Revolut bourse permet-il d’optimiser sa fiscalité ?
Non, et c’est la limite décisive. Revolut ne propose qu’un compte-titres ordinaire (CTO), sans PEA ni assurance-vie : les gains relèvent du prélèvement forfaitaire unique (PFU) de 31,4 % (12,8 % d’impôt sur le revenu et 18,6 % de prélèvements sociaux), sans abattement de durée. Pour des actions européennes éligibles sur un horizon long, un PEA ailleurs reste plus avantageux. On retrouve la mécanique du compte-titres ordinaire en détail dans notre guide.

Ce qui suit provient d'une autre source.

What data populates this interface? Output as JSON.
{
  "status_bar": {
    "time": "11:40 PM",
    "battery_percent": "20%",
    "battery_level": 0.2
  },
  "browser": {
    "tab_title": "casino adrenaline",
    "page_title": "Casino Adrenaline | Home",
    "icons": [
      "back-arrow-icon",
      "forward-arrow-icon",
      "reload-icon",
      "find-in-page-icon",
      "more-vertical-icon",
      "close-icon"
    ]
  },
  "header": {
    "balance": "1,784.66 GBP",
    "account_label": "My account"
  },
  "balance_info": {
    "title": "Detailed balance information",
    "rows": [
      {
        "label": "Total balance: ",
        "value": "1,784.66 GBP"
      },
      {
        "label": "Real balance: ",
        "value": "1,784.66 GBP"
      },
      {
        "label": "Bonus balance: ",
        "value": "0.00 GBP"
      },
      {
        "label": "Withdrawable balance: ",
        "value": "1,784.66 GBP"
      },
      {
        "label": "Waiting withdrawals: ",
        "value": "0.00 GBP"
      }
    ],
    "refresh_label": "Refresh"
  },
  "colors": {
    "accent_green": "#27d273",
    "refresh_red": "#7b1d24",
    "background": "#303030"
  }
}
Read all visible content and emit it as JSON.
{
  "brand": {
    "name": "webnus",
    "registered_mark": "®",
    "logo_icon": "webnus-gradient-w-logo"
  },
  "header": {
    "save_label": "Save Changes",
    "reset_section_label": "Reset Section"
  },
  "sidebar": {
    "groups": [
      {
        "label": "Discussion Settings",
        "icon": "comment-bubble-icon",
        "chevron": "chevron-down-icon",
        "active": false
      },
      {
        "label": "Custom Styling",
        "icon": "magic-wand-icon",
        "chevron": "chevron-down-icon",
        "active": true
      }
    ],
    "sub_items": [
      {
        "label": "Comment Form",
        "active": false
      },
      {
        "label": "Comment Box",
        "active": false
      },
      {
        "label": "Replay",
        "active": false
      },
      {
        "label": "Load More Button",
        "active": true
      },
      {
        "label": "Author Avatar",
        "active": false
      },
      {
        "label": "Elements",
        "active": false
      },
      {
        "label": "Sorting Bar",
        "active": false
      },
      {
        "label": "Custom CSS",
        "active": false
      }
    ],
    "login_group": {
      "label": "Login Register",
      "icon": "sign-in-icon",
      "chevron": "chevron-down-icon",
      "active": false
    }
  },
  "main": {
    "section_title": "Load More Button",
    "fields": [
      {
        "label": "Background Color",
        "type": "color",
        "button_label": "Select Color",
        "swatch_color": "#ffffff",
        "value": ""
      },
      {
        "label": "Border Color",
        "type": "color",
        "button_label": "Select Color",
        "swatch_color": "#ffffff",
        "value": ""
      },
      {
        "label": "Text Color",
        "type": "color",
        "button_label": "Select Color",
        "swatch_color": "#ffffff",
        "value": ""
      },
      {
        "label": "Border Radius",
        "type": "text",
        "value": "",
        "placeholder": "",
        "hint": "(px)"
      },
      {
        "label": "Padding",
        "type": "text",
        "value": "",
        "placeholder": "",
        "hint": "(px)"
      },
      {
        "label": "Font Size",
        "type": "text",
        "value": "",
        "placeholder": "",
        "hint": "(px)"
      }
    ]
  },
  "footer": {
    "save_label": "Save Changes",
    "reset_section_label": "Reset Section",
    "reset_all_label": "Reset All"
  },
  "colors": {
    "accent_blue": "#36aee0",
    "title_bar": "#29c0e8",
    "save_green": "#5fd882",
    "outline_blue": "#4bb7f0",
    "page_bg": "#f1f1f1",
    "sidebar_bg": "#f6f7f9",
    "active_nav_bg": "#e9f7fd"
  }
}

Faut-il déclarer son compte Revolut au fisc ?
Oui. Le compte d’investissement étant rattaché à une entité lituanienne, il doit être déclaré chaque année via le formulaire 3916 / 3916 bis, sous peine d’une amende de 1 500 € par compte et par an. Revolut Securities Europe UAB n’émet pas d’imprimé fiscal unique (IFU) français : le calcul des plus-values et leur report reposent sur vous. Un courtier comme Trade Republic automatise cette partie.